Far and away, Plunderbund reported more than any other news outlet on the 2014 case involving top aides to Gov. Kasich conspiring to dump Libertarian Party candidate for Ohio governor Charlie Earl from the ballot. The case was brought by Capital Law School attorney Mark Brown with co-counsel Mark G. Kafantaris.

One person central to the case brought first to the Ohio Elections Commission was Columbus attorney John W. Zeiger, who among other distinguished clients has represented The Columbus Dispatch newspaper, a newspaper whose friendliness to Gov. Kasich has gone above and beyond the call of duty.

Zeiger’s law firm, Zeiger, Tigges & Little LLP, also represented a long-time political friend of John Kasich’s, Terry Casey, who took it upon himself, he says, to find someone willing to challenge LPO’s Charlie Earl.  Kasich needed a solid win in the governor’s race to advance himself into the GOP presidential primary process and Earl posed a risk to that win.  As we reported at the time:

The attorney’s law firm, well connected in Republican circles, was paid $300,000 by the Ohio Republican Party [ORP] to represent a man whose embarrassing testimony in federal court showed he was used as a “guileless dupe” to help Gov. Kasich to an easy primary win by eliminating from the ballot the candidate for The Ohio Libertarian Party, Charlie Earl.”

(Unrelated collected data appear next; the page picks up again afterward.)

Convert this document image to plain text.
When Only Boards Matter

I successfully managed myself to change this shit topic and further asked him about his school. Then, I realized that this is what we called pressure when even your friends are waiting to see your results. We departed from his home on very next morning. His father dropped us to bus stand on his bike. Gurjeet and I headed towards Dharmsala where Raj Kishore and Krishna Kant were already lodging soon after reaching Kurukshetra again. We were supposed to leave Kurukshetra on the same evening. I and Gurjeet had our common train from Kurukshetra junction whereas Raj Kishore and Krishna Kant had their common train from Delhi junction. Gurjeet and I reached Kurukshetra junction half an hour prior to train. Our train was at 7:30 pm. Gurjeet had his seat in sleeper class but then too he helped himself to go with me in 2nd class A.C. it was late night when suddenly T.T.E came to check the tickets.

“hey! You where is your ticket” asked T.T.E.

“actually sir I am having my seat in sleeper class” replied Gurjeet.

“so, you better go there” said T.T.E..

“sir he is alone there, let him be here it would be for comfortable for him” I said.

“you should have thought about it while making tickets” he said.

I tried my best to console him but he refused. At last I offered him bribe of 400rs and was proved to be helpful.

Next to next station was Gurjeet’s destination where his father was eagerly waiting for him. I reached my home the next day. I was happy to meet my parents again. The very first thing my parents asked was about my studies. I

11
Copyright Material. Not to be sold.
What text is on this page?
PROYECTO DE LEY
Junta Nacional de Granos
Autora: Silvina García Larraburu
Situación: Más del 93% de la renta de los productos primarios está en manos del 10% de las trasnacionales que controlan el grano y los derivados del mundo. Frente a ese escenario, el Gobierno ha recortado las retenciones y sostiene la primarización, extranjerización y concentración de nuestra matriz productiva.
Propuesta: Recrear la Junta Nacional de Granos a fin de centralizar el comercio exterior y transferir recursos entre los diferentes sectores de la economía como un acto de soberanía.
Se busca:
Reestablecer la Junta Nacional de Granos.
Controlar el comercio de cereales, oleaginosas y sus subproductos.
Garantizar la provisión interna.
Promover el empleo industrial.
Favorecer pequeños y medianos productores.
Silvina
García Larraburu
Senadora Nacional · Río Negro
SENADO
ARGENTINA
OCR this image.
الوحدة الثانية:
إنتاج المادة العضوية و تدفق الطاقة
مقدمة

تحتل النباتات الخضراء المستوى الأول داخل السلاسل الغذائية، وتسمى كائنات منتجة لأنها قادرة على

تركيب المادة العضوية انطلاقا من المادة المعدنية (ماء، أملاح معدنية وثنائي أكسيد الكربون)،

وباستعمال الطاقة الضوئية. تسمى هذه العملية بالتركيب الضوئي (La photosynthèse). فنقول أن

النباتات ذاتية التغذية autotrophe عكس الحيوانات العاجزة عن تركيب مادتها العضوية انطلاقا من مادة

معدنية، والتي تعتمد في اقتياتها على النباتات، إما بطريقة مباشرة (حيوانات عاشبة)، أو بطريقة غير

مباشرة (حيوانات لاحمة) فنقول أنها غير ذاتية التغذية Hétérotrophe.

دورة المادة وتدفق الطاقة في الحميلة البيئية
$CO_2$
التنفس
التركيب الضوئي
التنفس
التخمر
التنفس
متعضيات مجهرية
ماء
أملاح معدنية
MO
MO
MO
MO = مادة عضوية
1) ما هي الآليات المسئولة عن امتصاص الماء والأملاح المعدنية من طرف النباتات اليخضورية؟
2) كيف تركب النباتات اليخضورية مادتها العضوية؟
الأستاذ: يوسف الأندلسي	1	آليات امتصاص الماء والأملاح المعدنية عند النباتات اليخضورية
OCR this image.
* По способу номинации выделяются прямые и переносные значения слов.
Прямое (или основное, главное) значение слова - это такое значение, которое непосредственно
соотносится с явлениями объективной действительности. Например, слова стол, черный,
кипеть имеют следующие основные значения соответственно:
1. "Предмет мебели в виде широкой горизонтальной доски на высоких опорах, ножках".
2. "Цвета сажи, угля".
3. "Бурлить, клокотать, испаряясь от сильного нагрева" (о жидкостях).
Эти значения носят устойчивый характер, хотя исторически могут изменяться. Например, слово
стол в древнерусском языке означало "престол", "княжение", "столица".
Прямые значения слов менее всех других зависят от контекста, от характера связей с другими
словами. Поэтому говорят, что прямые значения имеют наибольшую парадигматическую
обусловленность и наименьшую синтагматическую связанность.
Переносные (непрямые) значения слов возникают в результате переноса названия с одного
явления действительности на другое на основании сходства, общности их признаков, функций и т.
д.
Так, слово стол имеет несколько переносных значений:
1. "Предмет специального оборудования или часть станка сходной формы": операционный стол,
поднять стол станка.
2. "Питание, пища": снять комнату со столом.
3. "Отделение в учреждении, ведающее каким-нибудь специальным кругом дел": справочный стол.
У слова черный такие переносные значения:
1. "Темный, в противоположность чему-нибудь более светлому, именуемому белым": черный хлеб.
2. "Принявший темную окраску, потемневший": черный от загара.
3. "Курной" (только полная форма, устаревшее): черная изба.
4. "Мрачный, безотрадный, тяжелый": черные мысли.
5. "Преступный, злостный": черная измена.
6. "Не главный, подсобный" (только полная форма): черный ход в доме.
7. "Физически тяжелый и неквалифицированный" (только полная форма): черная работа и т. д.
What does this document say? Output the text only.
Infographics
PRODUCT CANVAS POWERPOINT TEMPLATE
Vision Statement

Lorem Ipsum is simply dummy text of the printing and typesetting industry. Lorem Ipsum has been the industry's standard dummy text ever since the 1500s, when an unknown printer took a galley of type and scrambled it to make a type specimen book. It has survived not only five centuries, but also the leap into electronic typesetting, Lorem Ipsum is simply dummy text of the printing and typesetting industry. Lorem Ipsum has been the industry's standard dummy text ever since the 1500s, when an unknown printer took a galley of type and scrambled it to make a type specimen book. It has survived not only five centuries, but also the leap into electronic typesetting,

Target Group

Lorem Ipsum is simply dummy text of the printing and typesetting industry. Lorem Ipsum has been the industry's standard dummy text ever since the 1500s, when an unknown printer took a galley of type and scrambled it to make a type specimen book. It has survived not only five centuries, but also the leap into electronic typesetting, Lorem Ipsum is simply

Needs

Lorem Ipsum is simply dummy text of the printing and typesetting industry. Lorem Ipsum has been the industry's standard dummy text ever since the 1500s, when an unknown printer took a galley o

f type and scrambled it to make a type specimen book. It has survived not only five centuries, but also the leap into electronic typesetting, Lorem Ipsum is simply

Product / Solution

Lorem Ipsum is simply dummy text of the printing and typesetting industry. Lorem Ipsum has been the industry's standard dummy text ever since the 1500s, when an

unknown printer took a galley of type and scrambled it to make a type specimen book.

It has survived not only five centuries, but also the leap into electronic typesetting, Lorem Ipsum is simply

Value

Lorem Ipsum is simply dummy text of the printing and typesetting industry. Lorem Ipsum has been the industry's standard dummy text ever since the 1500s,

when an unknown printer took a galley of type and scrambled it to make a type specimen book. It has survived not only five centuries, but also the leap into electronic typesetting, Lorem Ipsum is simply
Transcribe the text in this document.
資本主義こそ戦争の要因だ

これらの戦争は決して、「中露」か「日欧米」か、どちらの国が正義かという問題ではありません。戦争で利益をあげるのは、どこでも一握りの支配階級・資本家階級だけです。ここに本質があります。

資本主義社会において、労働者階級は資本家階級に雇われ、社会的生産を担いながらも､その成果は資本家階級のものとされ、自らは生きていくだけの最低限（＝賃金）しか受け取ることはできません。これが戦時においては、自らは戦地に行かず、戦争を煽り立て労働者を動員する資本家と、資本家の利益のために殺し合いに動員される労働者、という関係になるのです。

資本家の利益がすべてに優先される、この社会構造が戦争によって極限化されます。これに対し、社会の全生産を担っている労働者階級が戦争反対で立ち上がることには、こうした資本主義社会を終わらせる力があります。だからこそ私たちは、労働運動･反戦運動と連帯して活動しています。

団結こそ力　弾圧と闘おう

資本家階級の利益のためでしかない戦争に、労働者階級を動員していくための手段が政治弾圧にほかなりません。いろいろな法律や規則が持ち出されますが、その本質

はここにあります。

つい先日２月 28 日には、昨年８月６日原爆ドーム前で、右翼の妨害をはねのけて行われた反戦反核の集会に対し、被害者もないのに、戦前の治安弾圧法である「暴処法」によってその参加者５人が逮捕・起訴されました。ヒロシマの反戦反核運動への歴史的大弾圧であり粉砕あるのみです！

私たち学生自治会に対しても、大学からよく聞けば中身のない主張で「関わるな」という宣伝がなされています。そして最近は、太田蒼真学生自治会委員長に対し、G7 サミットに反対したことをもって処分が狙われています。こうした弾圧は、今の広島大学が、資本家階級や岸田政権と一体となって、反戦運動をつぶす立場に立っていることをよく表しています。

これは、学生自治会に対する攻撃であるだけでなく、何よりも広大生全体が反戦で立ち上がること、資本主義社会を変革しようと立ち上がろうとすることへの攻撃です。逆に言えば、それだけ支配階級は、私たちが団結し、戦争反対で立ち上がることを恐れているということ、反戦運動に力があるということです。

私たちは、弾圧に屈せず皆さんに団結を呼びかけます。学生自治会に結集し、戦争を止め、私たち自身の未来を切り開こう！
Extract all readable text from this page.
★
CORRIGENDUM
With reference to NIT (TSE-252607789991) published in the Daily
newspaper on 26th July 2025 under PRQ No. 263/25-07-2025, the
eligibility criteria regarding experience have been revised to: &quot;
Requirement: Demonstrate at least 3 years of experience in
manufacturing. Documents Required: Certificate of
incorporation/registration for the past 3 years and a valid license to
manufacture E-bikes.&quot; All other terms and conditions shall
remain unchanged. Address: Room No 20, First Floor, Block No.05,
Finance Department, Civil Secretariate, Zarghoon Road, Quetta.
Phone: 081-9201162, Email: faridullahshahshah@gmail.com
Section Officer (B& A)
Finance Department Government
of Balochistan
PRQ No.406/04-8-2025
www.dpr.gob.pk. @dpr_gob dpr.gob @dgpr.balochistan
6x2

The Lantern, OSU’s student newspaper, connected some dots on Zeiger’s involvement with the Earl case and his financial support for Republicans including Kasich.

“In total, the law firm was paid $300,000 by the Ohio Republican Party after their reported involvement challenging the Libertarian campaign. After the challenges were made, it was ruled that signatures on petitions nominating Earl to the gubernatorial ballot were invalid, which led to a suspension of Earl’s campaign.”

“The law firm was paid by the Ohio Republican Party executive committee after Kasich won re-election in November 2014.

Zeiger continues a trend of OSU trustee members financially-backing Kasich and his party. Zeiger and his firm gave donations to congressional campaigns for Rep. Steve Stivers and Rep. Pat Tiberi, as well as a contribution to the Ohio Republican Party just months before representing them in court, according to public records reviewed by The Lantern.”

The real reasons why Gov. Kasich appointed Mr. Zeiger to the OSU Board of Trustee at this time may never be known, but speculation says playing the central role he did in the Charlie Earl case, that cleared Kasich’s path of political obstacles so he could run for president, didn’t hurt.

As one Republican familiar with Capital Square antics over the decades who commented on Kasich’s appointment of Zweiger told Plunderbund, “suborning perjury has its perks.”

Zeiger has been rewarded with a nine-year term that began May 15.